AlphaGenomeのバッチ処理は以下の要領で行った。バッチ処理の部分には番号をつけた。途中LiftOverによる座標変換と目視によるエクソン確認作業の2つのマニュアル操作が必要だ。
① ChimerSeq tsvファイルからLiftOver入力フォーマットへの変換(gawk)。
- LiftOverでhg19→hg38座標変換を行う;次の操作の入力ファイル(hg38座標とプラス鎖・マイナス鎖)を作成。
② NCBIから融合部位の5’側と3’側のゲノム配列500KBを取得、プラス鎖・マイナス鎖の情報に基づき接合部位のゲノム配列を作成する;それぞれの配列は別々のファイルに格納(perl)。
③ AlphaGenomeでRNA-Seqを予測し、numpyで出力する。データ数は1,048,576x4。各融合部位のデータは別々のファイルに格納(python)。
- いくつかの融合部位について単一ファイル用スクリプトを走らせて出力をグラフ表示する。エクソンの位置と発現量(RNA-Seq)から、発現量の平均算出のためのゲノム領域(複数のエクソンを含む領域)と発現量の閾値を設定する。
④ 発現量閾値に基づいて設定したゲノム領域の発現量の平均と標準偏差を算出する(gawk)。
RNA-Seqグラフ表示からALKエクソン領域と発現量閾値を設定する

シリアル番号1.RNA-Seq。上から2つ目のパネルがtotal RNA-Seqで主要な観察対象。

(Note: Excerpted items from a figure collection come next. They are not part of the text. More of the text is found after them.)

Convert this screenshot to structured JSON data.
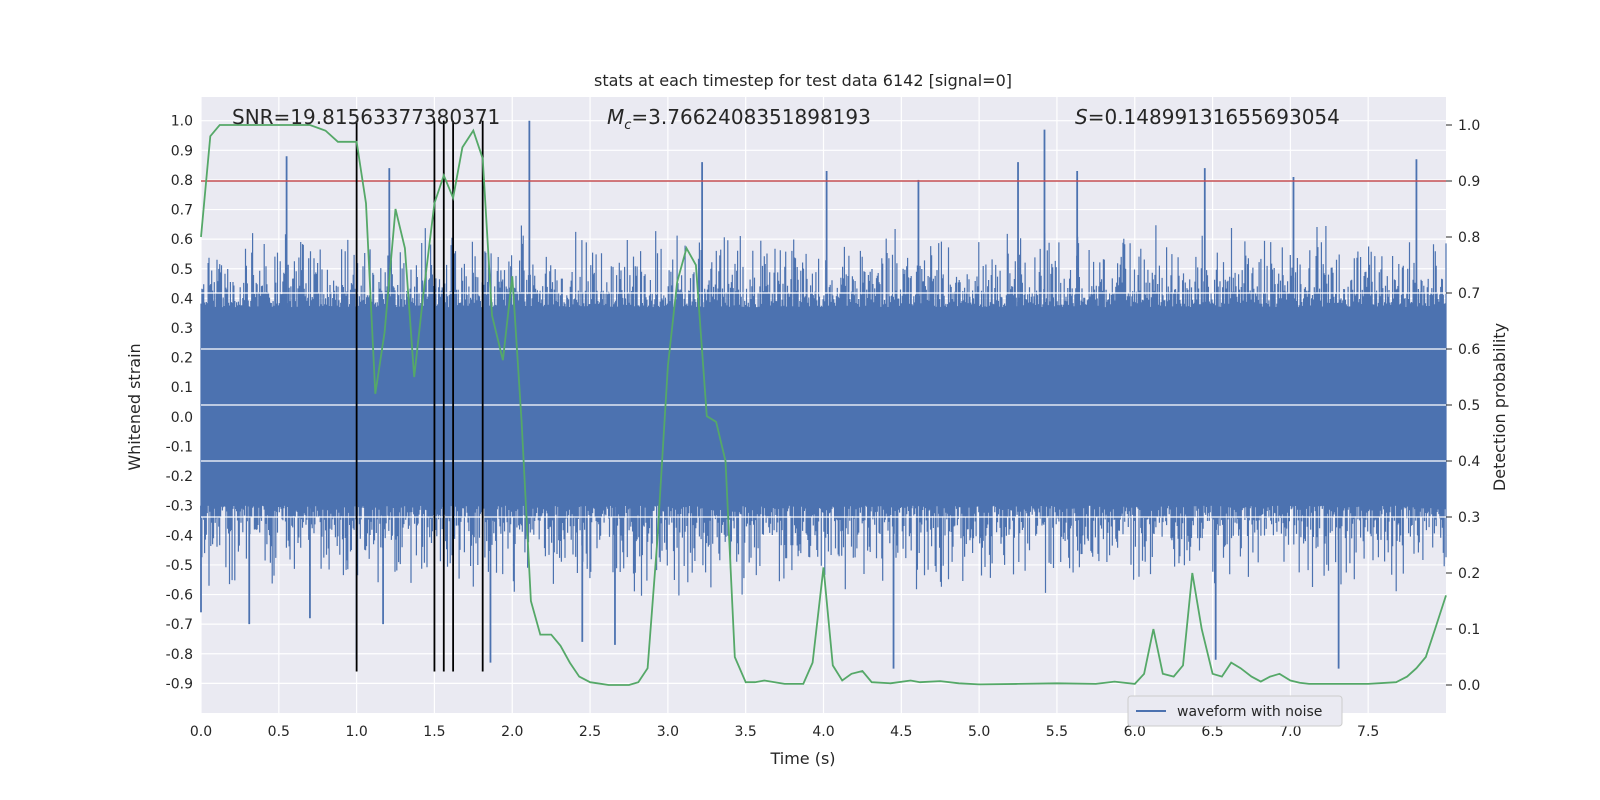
{
  "chart_data": {
    "type": "line",
    "title": "stats at each timestep for test data 6142 [signal=0]",
    "xlabel": "Time (s)",
    "ylabel_left": "Whitened strain",
    "ylabel_right": "Detection probability",
    "xlim": [
      0.0,
      8.0
    ],
    "ylim_left": [
      -1.0,
      1.08
    ],
    "ylim_right": [
      -0.05,
      1.05
    ],
    "x_ticks": [
      "0.0",
      "0.5",
      "1.0",
      "1.5",
      "2.0",
      "2.5",
      "3.0",
      "3.5",
      "4.0",
      "4.5",
      "5.0",
      "5.5",
      "6.0",
      "6.5",
      "7.0",
      "7.5"
    ],
    "x_tick_values": [
      0.0,
      0.5,
      1.0,
      1.5,
      2.0,
      2.5,
      3.0,
      3.5,
      4.0,
      4.5,
      5.0,
      5.5,
      6.0,
      6.5,
      7.0,
      7.5
    ],
    "y_ticks_left": [
      "1.0",
      "0.9",
      "0.8",
      "0.7",
      "0.6",
      "0.5",
      "0.4",
      "0.3",
      "0.2",
      "0.1",
      "0.0",
      "-0.1",
      "-0.2",
      "-0.3",
      "-0.4",
      "-0.5",
      "-0.6",
      "-0.7",
      "-0.8",
      "-0.9"
    ],
    "y_tick_values_left": [
      1.0,
      0.9,
      0.8,
      0.7,
      0.6,
      0.5,
      0.4,
      0.3,
      0.2,
      0.1,
      0.0,
      -0.1,
      -0.2,
      -0.3,
      -0.4,
      -0.5,
      -0.6,
      -0.7,
      -0.8,
      -0.9
    ],
    "y_ticks_right": [
      "1.0",
      "0.9",
      "0.8",
      "0.7",
      "0.6",
      "0.5",
      "0.4",
      "0.3",
      "0.2",
      "0.1",
      "0.0"
    ],
    "y_tick_values_right": [
      1.0,
      0.9,
      0.8,
      0.7,
      0.6,
      0.5,
      0.4,
      0.3,
      0.2,
      0.1,
      0.0
    ],
    "annotations": {
      "snr": "SNR=19.81563377380371",
      "mc_symbol": "M",
      "mc_sub": "c",
      "mc_value": "=3.7662408351898193",
      "s_symbol": "S",
      "s_value": "=0.14899131655693054"
    },
    "threshold_right": 0.9,
    "vertical_markers_x": [
      1.0,
      1.5,
      1.56,
      1.62,
      1.81
    ],
    "vertical_marker_range_left": [
      -0.86,
      1.0
    ],
    "legend": {
      "label": "waveform with noise",
      "position": "lower-right"
    },
    "waveform": {
      "name": "waveform with noise",
      "color": "#4c72b0",
      "core_band_left": [
        -0.3,
        0.37
      ],
      "typical_range_left": [
        -0.55,
        0.6
      ],
      "spikes": [
        {
          "x": 0.0,
          "y": -0.66
        },
        {
          "x": 0.31,
          "y": -0.7
        },
        {
          "x": 0.55,
          "y": 0.88
        },
        {
          "x": 0.7,
          "y": -0.68
        },
        {
          "x": 1.0,
          "y": -0.82
        },
        {
          "x": 1.17,
          "y": -0.7
        },
        {
          "x": 1.21,
          "y": 0.84
        },
        {
          "x": 1.86,
          "y": -0.83
        },
        {
          "x": 2.11,
          "y": 1.0
        },
        {
          "x": 2.45,
          "y": -0.76
        },
        {
          "x": 2.66,
          "y": -0.77
        },
        {
          "x": 3.22,
          "y": 0.86
        },
        {
          "x": 4.02,
          "y": 0.83
        },
        {
          "x": 4.45,
          "y": -0.85
        },
        {
          "x": 4.61,
          "y": 0.8
        },
        {
          "x": 5.25,
          "y": 0.86
        },
        {
          "x": 5.42,
          "y": 0.97
        },
        {
          "x": 5.63,
          "y": 0.83
        },
        {
          "x": 6.45,
          "y": 0.84
        },
        {
          "x": 6.52,
          "y": -0.82
        },
        {
          "x": 7.02,
          "y": 0.81
        },
        {
          "x": 7.31,
          "y": -0.85
        },
        {
          "x": 7.81,
          "y": 0.87
        }
      ]
    },
    "series": [
      {
        "name": "detection probability",
        "color": "#55a868",
        "axis": "right",
        "x": [
          0.0,
          0.06,
          0.12,
          0.25,
          0.5,
          0.7,
          0.8,
          0.88,
          0.95,
          1.0,
          1.06,
          1.12,
          1.18,
          1.25,
          1.31,
          1.37,
          1.43,
          1.5,
          1.56,
          1.62,
          1.68,
          1.75,
          1.81,
          1.87,
          1.94,
          2.0,
          2.06,
          2.12,
          2.18,
          2.25,
          2.31,
          2.37,
          2.43,
          2.5,
          2.62,
          2.75,
          2.81,
          2.87,
          2.93,
          3.0,
          3.06,
          3.12,
          3.18,
          3.25,
          3.31,
          3.37,
          3.43,
          3.5,
          3.56,
          3.62,
          3.75,
          3.87,
          3.93,
          4.0,
          4.06,
          4.12,
          4.18,
          4.25,
          4.31,
          4.43,
          4.56,
          4.62,
          4.75,
          4.87,
          5.0,
          5.25,
          5.5,
          5.75,
          5.87,
          6.0,
          6.06,
          6.12,
          6.18,
          6.25,
          6.31,
          6.37,
          6.43,
          6.5,
          6.56,
          6.62,
          6.68,
          6.75,
          6.81,
          6.87,
          6.93,
          7.0,
          7.06,
          7.12,
          7.25,
          7.5,
          7.68,
          7.75,
          7.81,
          7.87,
          7.93,
          8.0
        ],
        "y": [
          0.8,
          0.98,
          1.0,
          1.0,
          1.0,
          1.0,
          0.99,
          0.97,
          0.97,
          0.97,
          0.86,
          0.52,
          0.63,
          0.85,
          0.78,
          0.55,
          0.7,
          0.86,
          0.91,
          0.87,
          0.96,
          0.99,
          0.94,
          0.66,
          0.58,
          0.73,
          0.47,
          0.15,
          0.09,
          0.09,
          0.07,
          0.04,
          0.015,
          0.005,
          0.0,
          0.0,
          0.005,
          0.03,
          0.25,
          0.57,
          0.72,
          0.78,
          0.75,
          0.48,
          0.47,
          0.4,
          0.05,
          0.005,
          0.005,
          0.008,
          0.002,
          0.002,
          0.04,
          0.21,
          0.035,
          0.008,
          0.02,
          0.025,
          0.005,
          0.003,
          0.008,
          0.005,
          0.007,
          0.003,
          0.001,
          0.002,
          0.003,
          0.002,
          0.006,
          0.002,
          0.02,
          0.1,
          0.02,
          0.015,
          0.035,
          0.2,
          0.1,
          0.02,
          0.015,
          0.04,
          0.03,
          0.015,
          0.006,
          0.015,
          0.02,
          0.008,
          0.004,
          0.002,
          0.002,
          0.002,
          0.005,
          0.015,
          0.03,
          0.05,
          0.1,
          0.16
        ]
      }
    ]
  }
}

エクソンに相当する部分にピークがある。その値は0.2以上なので発現陽性の閾値を0.2とした。3‘側融合点は29227672、最終エクソン29の最終塩基部位は29192773なので、3‘側融合点より34899塩基をALK遺伝子の発現領域とした。0.2 rpm以上のデータポイントを集計し、平均と標準偏差を算出した。バックグラウンド測定は564289から574289の塩基で行った。0.05以下のデータポイントを集計し平均と標準偏差を算出した。シリアル番号1の場合平均0.00236、標準偏差0.00298。
結果

AlphaGenomeによるEML4-ALK融合遺伝子ALK部分の発現量予測値。RNA-Seqの単位はreads per miilion(RPM):100塩基/リードとしたときの100万リードあたりのリード数。
結果を簡単にまとめると、
1)EML4が逆向きの場合は発現しない。
2)融合部位による発現量の有意な差はない。